My one wild life
Through loss and heartbreak, author Tamsin Calidas found salvation in nature
Turning points in Tamsin Calidas’ life have been as dramatic as they are heartbreaking. Following a car crash and a terrifying incident with an intruder in her London house, she and her husband decided to move to a dilapidated croft on a remote island in the Outer Hebrides.
For a while, this idyll was just what Calidas needed, but it wasn’t long before distrust and infidelity drove her marriage apart and Calidas was forced to give into change, trusting that moments ahead would play out as they were meant to.
‘Life is testing,’ she observes. ‘My own experiences show that those profound moments are the ones where all of that inner transformation and rebirth, that beauty, lies.’
Left alone on a remote island, with broken hands from separate accidents, Calidas was forced to fend for herself, before finding friendship and belonging with a neighbour. Shortly afterwards, that friend was tragically killed in a car crash and Calidas once again had to reset her life. At this point, she says, she truly gave in to the power of nature. ‘We’re so outwardly focused that we don’t give much thought to internal influence and agency,’ she says. ‘But we all have the ability to deal with and embrace all that comes to us. That is really an important truth, and one that I found when I went to the water to swim: every day, waking at dawn and running across fields to be present in that awesome moment when the sun lifts or the moon sets.’
Wild swimming – and, by extension, nature – became her sanctuary. She embraced its raw power and beauty with her entire soul.

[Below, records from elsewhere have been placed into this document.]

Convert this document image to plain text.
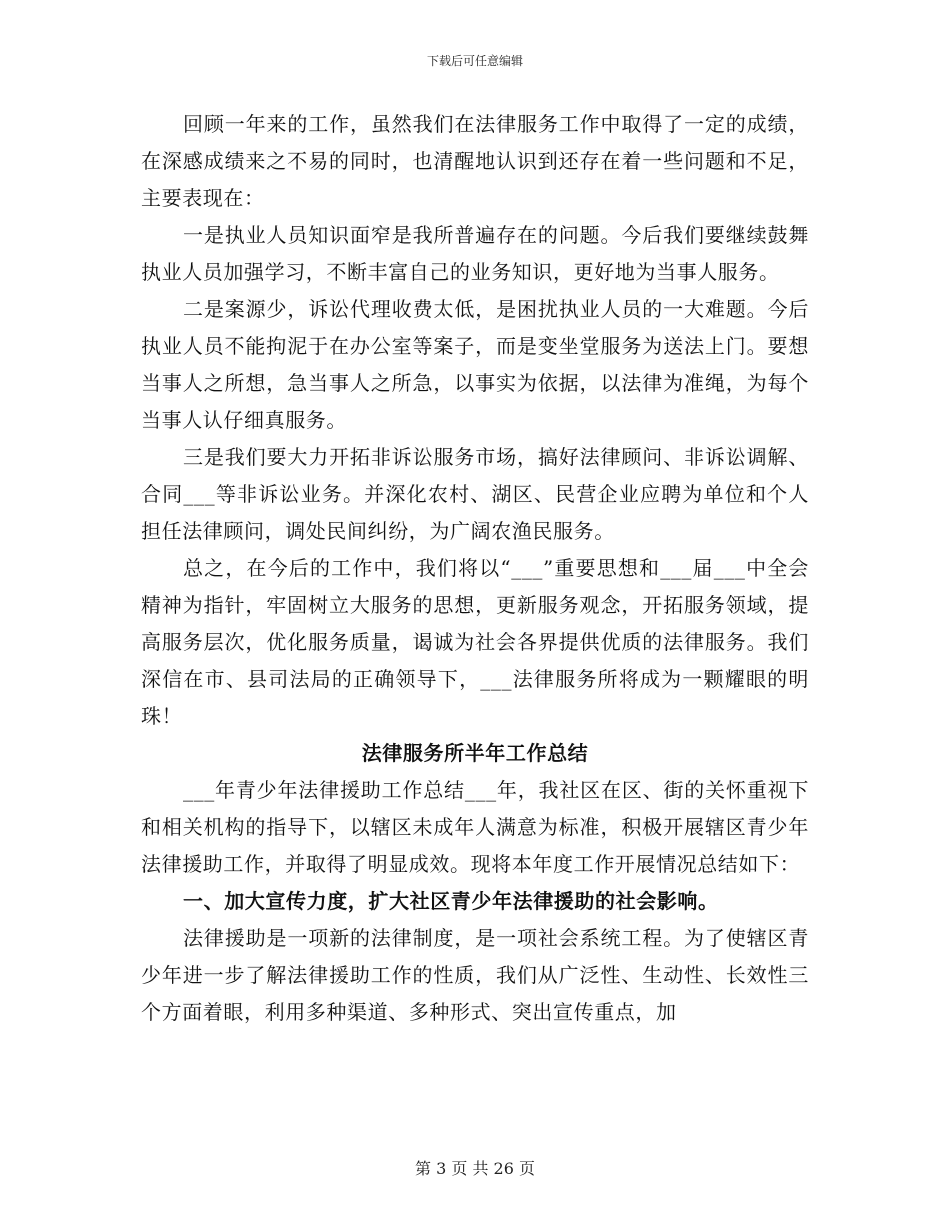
下载后可任意编辑

回顾一年来的工作，虽然我们在法律服务工作中取得了一定的成绩，在深感成绩来之不易的同时，也清醒地认识到还存在着一些问题和不足，主要表现在：

一是执业人员知识面窄是我所普遍存在的问题。今后我们要继续鼓舞执业人员加强学习，不断丰富自己的业务知识，更好地为当事人服务。

二是案源少，诉讼代理收费太低，是困扰执业人员的一大难题。今后执业人员不能拘泥于在办公室等案子，而是变坐堂服务为送法上门。要想当事人之所想，急当事人之所急，以事实为依据，以法律为准绳，为每个当事人认仔细真服务。

三是我们要大力开拓非诉讼服务市场，搞好法律顾问、非诉讼调解、合同___等非诉讼业务。并深化农村、湖区、民营企业应聘为单位和个人担任法律顾问，调处民间纠纷，为广阔农渔民服务。

总之，在今后的工作中，我们将以“___”重要思想和___届___中全会精神为指针，牢固树立大服务的思想，更新服务观念，开拓服务领域，提高服务层次，优化服务质量，谒诚为社会各界提供优质的法律服务。我们深信在市、县司法局的正确领导下，___法律服务所将成为一颗耀眼的明珠！

法律服务所半年工作总结

___年青少年法律援助工作总结___年，我社区在区、街的关怀重视下和相关机构的指导下，以辖区未成年人满意为标准，积极开展辖区青少年法律援助工作，并取得了明显成效。现将本年度工作开展情况总结如下：

一、加大宣传力度，扩大社区青少年法律援助的社会影响。

法律援助是一项新的法律制度，是一项社会系统工程。为了使辖区青少年进一步了解法律援助工作的性质，我们从广泛性、生动性、长效性三个方面着眼，利用多种渠道、多种形式、突出宣传重点，加

第 3 页 共 26 页
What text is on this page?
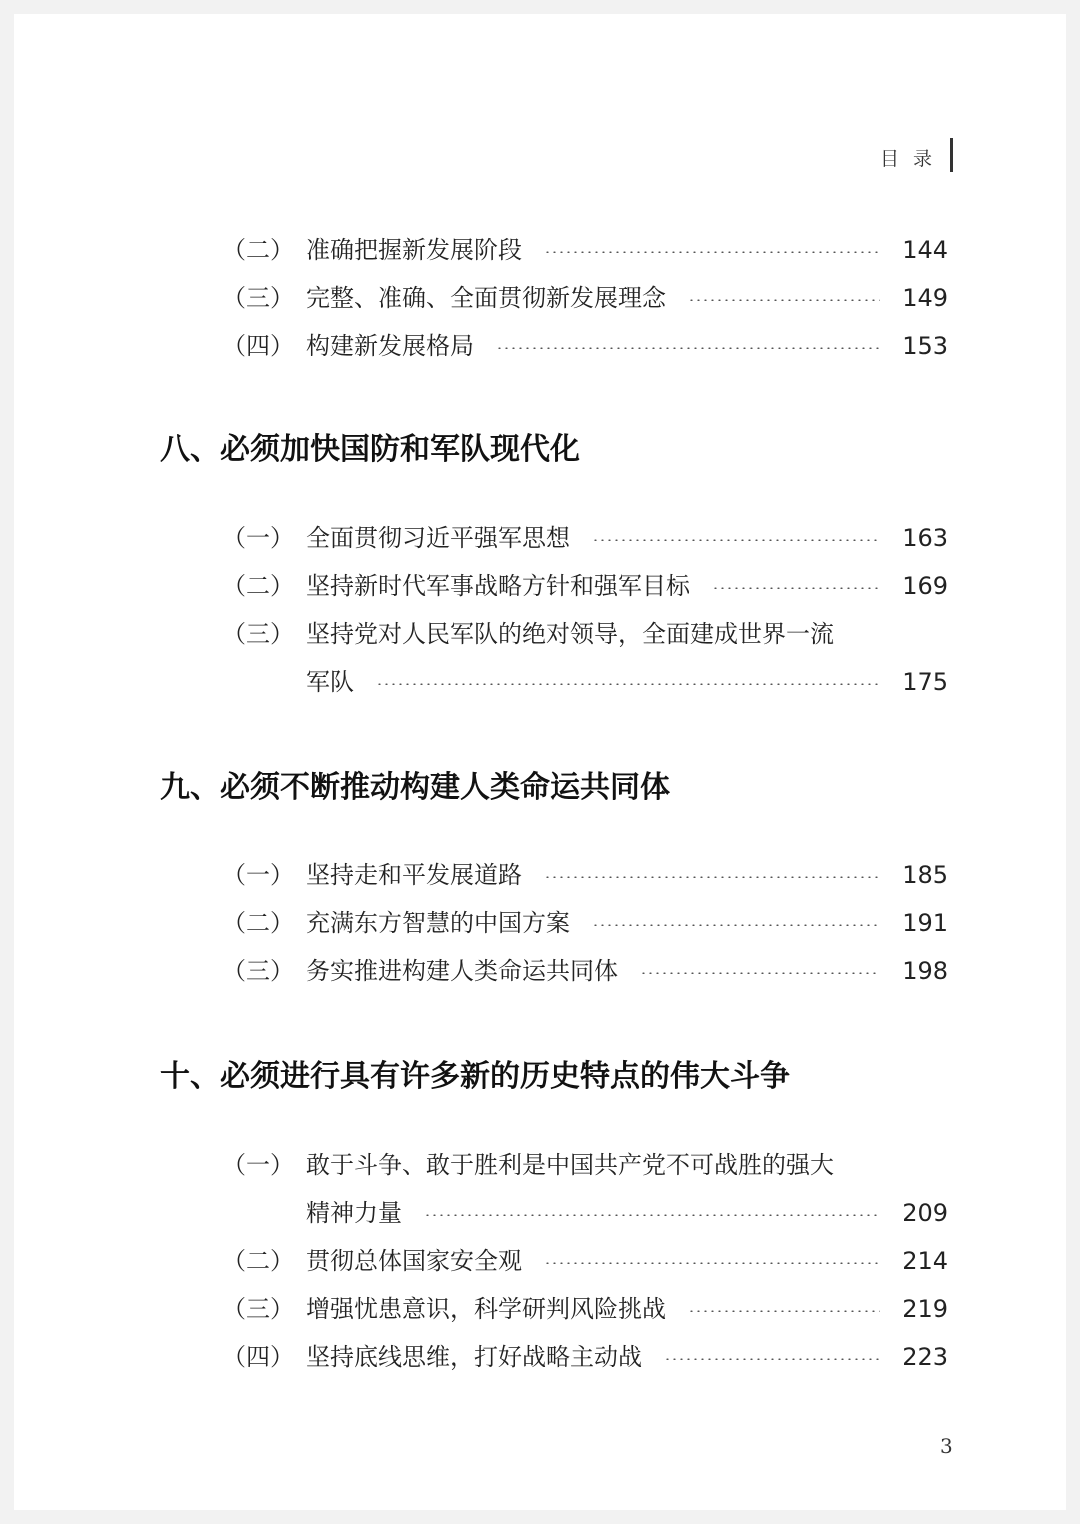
目录
（二） 准确把握新发展阶段	144
（三） 完整、准确、全面贯彻新发展理念	149
（四） 构建新发展格局	153
八、必须加快国防和军队现代化
（一） 全面贯彻习近平强军思想	163
（二） 坚持新时代军事战略方针和强军目标	169
（三） 坚持党对人民军队的绝对领导，全面建成世界一流
军队	175
九、必须不断推动构建人类命运共同体
（一） 坚持走和平发展道路	185
（二） 充满东方智慧的中国方案	191
（三） 务实推进构建人类命运共同体	198
十、必须进行具有许多新的历史特点的伟大斗争
（一） 敢于斗争、敢于胜利是中国共产党不可战胜的强大
精神力量	209
（二） 贯彻总体国家安全观	214
（三） 增强忧患意识，科学研判风险挑战	219
（四） 坚持底线思维，打好战略主动战	223
3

Her book is a hymn to the power of the wild landscape in which she has found her home and to the beauty of giving in, letting go and facing challenges with an open heart.
Can you identify the key moments of change as you began to follow your dreams?

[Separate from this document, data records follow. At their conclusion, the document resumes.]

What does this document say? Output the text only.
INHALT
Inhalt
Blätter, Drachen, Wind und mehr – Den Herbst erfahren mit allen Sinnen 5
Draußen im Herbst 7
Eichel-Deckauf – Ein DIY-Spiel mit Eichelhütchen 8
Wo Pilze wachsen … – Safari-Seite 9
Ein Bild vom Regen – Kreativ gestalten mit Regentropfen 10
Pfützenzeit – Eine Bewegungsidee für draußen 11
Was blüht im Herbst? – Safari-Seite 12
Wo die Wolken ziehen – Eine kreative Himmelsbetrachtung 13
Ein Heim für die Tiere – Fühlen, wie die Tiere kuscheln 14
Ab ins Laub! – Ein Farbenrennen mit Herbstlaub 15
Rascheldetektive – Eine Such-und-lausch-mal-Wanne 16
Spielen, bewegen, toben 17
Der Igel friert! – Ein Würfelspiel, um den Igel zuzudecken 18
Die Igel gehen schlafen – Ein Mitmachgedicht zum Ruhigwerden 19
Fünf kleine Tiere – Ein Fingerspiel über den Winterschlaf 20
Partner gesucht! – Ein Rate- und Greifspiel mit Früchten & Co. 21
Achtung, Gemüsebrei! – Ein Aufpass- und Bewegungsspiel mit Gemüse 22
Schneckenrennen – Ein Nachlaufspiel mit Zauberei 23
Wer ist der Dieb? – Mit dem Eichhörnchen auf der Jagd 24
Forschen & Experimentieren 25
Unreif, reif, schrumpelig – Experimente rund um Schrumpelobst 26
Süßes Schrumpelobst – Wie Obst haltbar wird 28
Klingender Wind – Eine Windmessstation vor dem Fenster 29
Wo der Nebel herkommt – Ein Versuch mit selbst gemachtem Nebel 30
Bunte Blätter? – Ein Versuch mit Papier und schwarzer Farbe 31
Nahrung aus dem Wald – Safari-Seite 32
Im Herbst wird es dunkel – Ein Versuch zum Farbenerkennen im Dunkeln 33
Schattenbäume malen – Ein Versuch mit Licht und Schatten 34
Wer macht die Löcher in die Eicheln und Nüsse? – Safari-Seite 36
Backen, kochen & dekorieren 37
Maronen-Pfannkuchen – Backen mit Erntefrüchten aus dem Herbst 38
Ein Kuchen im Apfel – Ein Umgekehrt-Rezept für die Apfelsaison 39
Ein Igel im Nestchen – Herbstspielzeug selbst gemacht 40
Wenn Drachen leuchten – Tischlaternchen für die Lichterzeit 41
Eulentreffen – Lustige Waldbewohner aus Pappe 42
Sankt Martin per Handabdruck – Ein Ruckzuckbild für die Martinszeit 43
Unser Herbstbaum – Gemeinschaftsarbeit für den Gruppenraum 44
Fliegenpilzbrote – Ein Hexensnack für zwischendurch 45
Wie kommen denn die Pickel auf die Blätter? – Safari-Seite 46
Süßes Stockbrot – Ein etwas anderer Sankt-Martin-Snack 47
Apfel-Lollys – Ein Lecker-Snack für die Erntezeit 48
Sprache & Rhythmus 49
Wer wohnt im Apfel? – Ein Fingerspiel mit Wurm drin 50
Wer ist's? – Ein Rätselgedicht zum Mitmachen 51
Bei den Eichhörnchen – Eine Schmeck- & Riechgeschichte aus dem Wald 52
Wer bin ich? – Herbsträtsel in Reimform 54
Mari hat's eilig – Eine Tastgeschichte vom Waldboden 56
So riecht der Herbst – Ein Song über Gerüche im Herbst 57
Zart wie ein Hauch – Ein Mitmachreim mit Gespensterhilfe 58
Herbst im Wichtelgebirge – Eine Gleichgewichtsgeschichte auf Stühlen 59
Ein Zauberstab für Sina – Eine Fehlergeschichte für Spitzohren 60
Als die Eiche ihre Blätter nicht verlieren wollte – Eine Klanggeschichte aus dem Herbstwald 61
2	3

I like very much that you suggest there was a series, because change happens all the time. And it’s not just an external but an internal process. In the book, we start externally and then we come right into the heart. It’s an immersive internal journey.
There was the big change after my initial car crash, when I knew that life was short, temporary and precious. I was suddenly aware of my own mortality. It really woke me up – prompted me to make significant changes in how I lived and worked.
Some of the changes in your life have been chosen and some forced on you. Do you see them differently?
Often, it’s not that you’ve decided to make a change, but a tipping point happens. Sometimes it’s going on behind the scenes, almost as if life takes care of things. And I believe change often happens through necessity: there are external forces and factors, but also an emotional shift inside when you suddenly realise it had to be this way, because it couldn’t continue.
With the island, we didn’t talk about it. We just went. It had been a dream for a long time, but the incidents in London were the impetus to actively make that change. Later, when my husband left, I was so numb and disconnected that it felt like change was going on around me. Change can come suddenly, or it can creep up on us. The beautiful thing of life is there’s so many unlived threads and narratives and stories, but there is always a pattern. For me, it was about saying, “Wake up! This what you’re doing. And you can keep doing it. But is it for you?” Unless we change our inner fabric, we just keep repeating patterns.
I love the metaphor of windows in your life that you pass by: are you actually going to dare to stop, to look through, and to step through? Or throw open the window and breathe the fresh air beyond the glass?
How has living amid nature helped you through challenges?
It helps me every day. The day that my husband left, I lay down on the floor, because I needed to feel the earth holding me. That was instinctive. There was such a calm and quiet solitude, it felt like a great wave of water over me. It was a relief to feel that weight of silence and to close my eyes. I knew if I could just keep breathing quietly, life would start to change.
Later, when bills kept coming and there was no money, and I struggled to even eat, I was so hungry that I reached out for a small handful of greenery. That was a huge mental shift: suddenly realising, ‘It’s all here. All I need. I’ve just been looking in the wrong place.’ It felt like a gift. It was a relief to discover such an abundant food source.
How has wild swimming helped you?
Grief is like soil: it’s heavy and clings to your skin, even when you come up for air – even after you brush it off. And this is where transformation and uplifting and the most peaceful thing that ever happened to me took place. One day, I went to the water, and something extraordinary happened. It felt like my name was called with a voice that came from the universe itself. But it was inside as well.
Ever since then, I know it only takes a breath to reconnect to that world. That connection is cellular. It’s within your body. And that’s the gift that’s waiting for all of us. I knew I would never feel alone again. And when times get harder again, I can access that connection.
Do you believe that ‘this too shall pass’?
In many ways, yes. When you’ve got waves barrelling towards you, you think, ‘That’s gonna be cold or it’s gonna hurt when it hits,’ but then it doesn’t. The water is cold, but it’s also soft. It wraps around you, and the buoyancy lifts you. In the water, there is no place for fear; you are just your breath. And that’s a huge physical, emotional, spiritual, metaphysical awakening.
We have that resilience inside us. The profound depth of our suffering is often there for a reason. We euthanise our pain or our sorrow, our grief, our fears. And we frame those as negative experiences that we can’t wait to get beyond, but actually life brings us its gifts.